Silikon Vadisi hakkındaki söylem yavaş ama istikrarlı bir şekilde değişti. Artık dijital devleri ve diğer şirketleri daha fazla vergilendirmek, gerçekleri kontrol etme ihtiyacı, dijital kapitalizmin dijital faşizmin potansiyelini ilerletmesinin tehlikeleri vb. hakkında daha fazla konuşuluyor. Toplumların artık, neoliberalizmin sonu anlamına gelen ve yeni bir Keynesçilik biçimi getiren Kovid-sonrası New Deal aşamasına girme olasılığı daha yüksek. Bu değişimler kapsamında internetin dijital sermayeden dijital kamusal alana doğru düzenlenmesi için yeni modellere ihtiyacımız var.

Fuchs bahsettiği yeni modellerin tartışmaya açılması açısından "Kamu Hizmeti Medyası ve Kamu Hizmeti İnterneti Manifestosu" metninin kamuoyuna farklı bir internete ihtiyaç duyulduğunu hatırlatmak isteyen bir "uyandırma çağrısı" olduğunu söylüyor. 
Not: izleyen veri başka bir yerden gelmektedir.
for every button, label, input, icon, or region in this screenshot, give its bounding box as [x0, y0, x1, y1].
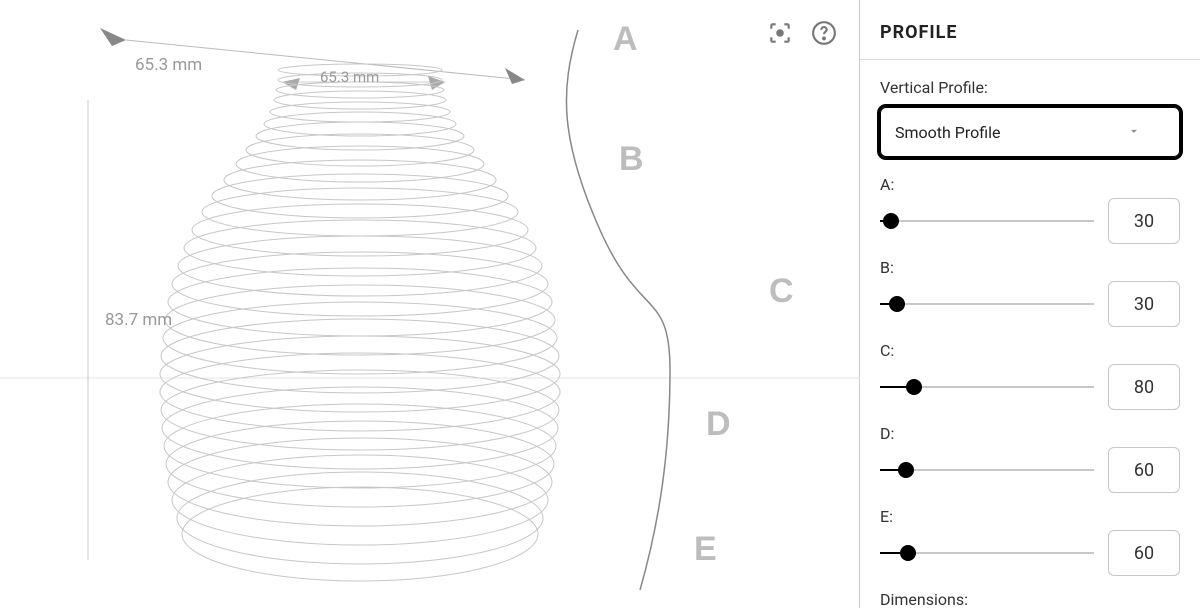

İnternetin ve medyanın günümüzde bozulduğunu belirten metin dijital çağda kamu hizmeti medyasının "yeniden canlandırılmasını" talep ediyor. İnternetin kamusal hizmet verecek şekilde kamu tarafından ve kamu yararına düzenlenmesi gerektiği ifade ediliyor. 

Manifesto yerel, ulusal, bölgesel ve küresel ölçeklerde katılımı, işbirliğini ve bilgi paylaşımını artıracak çalışmalar yapılması gerektiğini belirtiyor.

Demokrasinin tehdit altında olduğu ve dijital kamusallıkların yeniden şekillendirilmesi gerektiğini ifade eden metnin kamusal alana ve medyaya dönük tartışmaları canlandıracağı ve alternatiflere yönelik fikirleri artıracağı anlaşılıyor.